For short focused presentations (<10 min) minimal slides are the best if the verbal presentation is strong. For longer and more complicated ones more detailed slides are better for the audience. Audience will get distracted or misdirected at times, and making a clear and well flowing enough speech for more detailed and longer presentations is extremely hard.

2 comments

I think of the (imo legendary) presentation Jobs gave when introducing the iPhone. A brand new product with features and usage patterns that most people never saw before in a mobile device.

It had very little of those highly detailed bullet point slides, but you didn’t feel like after watching that presentation you didn’t “get it”.

That’s the barometer I think about when it comes to presentations

OK, fine, when I'm introducing a new cell phone model to the public, I'll do it Jobs's way. But that's not optimal for an in-depth technical presentation with actual content behind it. It will annoy the present audience and frustrate future readers.

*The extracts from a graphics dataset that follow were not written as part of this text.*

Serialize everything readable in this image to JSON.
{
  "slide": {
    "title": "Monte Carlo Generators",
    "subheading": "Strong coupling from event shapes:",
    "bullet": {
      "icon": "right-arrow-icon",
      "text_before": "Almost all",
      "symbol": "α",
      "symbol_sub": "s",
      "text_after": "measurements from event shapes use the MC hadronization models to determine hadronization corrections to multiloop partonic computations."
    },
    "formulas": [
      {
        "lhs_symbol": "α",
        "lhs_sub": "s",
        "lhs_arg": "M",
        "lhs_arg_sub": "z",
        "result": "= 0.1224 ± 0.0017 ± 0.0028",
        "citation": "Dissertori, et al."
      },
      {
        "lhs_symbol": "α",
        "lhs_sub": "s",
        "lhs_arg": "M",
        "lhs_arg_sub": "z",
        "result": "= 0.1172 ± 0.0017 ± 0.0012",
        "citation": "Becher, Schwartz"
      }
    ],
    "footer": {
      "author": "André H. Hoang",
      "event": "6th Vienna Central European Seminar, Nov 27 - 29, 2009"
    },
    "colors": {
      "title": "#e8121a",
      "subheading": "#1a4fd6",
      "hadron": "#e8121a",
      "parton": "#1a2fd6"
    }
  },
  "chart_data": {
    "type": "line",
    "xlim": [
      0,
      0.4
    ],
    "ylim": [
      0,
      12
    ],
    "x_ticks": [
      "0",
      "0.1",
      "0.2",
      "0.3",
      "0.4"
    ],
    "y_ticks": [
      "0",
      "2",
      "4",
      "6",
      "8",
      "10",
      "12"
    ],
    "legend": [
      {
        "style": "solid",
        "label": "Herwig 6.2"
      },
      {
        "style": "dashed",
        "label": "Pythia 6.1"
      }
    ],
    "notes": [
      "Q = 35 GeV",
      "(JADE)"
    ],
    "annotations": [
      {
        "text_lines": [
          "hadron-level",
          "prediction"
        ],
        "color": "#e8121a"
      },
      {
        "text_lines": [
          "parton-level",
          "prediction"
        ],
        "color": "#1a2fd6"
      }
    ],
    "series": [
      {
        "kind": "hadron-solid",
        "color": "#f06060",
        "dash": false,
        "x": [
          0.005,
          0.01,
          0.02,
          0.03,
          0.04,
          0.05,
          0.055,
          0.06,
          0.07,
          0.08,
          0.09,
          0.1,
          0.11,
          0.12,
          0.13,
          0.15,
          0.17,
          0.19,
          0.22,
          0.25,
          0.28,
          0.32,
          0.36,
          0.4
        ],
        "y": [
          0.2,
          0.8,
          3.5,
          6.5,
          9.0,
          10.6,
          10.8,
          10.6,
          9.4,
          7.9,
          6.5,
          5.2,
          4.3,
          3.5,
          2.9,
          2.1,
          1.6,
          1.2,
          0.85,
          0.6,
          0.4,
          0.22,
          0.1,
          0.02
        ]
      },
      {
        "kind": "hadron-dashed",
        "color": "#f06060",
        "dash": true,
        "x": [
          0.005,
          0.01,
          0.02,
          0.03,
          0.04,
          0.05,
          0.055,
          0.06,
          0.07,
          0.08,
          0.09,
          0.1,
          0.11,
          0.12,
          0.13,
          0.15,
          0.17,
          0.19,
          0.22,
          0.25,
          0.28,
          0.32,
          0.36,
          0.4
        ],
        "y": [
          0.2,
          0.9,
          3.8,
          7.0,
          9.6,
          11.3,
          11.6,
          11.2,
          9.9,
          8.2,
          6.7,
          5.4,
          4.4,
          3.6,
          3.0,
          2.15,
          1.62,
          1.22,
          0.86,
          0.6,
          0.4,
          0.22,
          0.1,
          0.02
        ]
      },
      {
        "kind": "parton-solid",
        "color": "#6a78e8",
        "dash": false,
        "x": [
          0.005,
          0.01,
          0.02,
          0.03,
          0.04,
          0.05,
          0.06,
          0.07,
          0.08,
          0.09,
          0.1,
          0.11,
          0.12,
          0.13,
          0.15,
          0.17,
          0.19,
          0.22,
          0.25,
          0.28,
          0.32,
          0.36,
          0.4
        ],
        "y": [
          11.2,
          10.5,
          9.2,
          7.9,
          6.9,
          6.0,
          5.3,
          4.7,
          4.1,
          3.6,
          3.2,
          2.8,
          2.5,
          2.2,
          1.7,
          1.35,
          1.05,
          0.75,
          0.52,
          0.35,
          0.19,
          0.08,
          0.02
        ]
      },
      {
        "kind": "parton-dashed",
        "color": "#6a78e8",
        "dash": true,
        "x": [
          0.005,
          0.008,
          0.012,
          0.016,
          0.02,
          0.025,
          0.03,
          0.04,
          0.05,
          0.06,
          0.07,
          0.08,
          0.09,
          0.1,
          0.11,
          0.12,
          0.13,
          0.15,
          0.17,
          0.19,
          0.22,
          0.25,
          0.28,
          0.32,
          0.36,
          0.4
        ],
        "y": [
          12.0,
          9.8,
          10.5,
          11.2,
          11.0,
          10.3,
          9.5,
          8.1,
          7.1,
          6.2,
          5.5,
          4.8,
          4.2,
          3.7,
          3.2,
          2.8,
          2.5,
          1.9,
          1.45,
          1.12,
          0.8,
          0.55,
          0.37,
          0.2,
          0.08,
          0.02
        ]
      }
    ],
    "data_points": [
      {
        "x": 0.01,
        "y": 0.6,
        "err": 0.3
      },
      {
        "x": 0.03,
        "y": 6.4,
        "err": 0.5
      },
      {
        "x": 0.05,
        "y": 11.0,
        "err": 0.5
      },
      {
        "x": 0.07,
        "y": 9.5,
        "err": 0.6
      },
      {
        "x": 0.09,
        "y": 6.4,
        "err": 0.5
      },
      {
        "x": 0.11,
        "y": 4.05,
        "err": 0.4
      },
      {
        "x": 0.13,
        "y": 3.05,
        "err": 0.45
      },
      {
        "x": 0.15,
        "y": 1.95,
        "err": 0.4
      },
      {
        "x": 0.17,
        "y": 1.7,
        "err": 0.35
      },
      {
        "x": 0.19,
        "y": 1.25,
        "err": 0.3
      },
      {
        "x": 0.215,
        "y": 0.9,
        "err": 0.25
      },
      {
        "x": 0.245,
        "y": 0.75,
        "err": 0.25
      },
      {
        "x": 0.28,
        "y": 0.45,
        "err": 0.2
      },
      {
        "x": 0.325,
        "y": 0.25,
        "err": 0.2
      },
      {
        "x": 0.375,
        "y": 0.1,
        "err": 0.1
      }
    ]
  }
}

The idea that one presentation style fits every audience, every product, every scenario is just weird. Nothing else on the planet works that way, so why should slide decks?

Completely agree. Ironically, by focusing on Jobs' presentations, people are admiring the type of presentation that they will probably never do, and they do not consider that it probably cost 100s of man-hours to prepare it. I think it is more important to develop more practical skills to communicate effectively whatever you need, while not spending too much time on the deck preparation.
I’m talking about the delivery. It’s not a lot of fluff, relies more on visuals / demos / examples than bullet points and is information dense and perhaps most importantly it’s well paced.

In my opinion this works well for technical presentations. I’ve given more than a few talks following the style and I’ve always been told it’s good stage presence and I’ve gotten a lot of compliments from the audience

In-depth technical presentations were identified as a contributing factor to the Challenge crash. That's why Amazon's meetings have memos.

https://mcdreeamiemusings.com/blog/2019/4/13/gsux1h6bnt8lqjd...

I started thinking of those presentations as a joint reading sessions.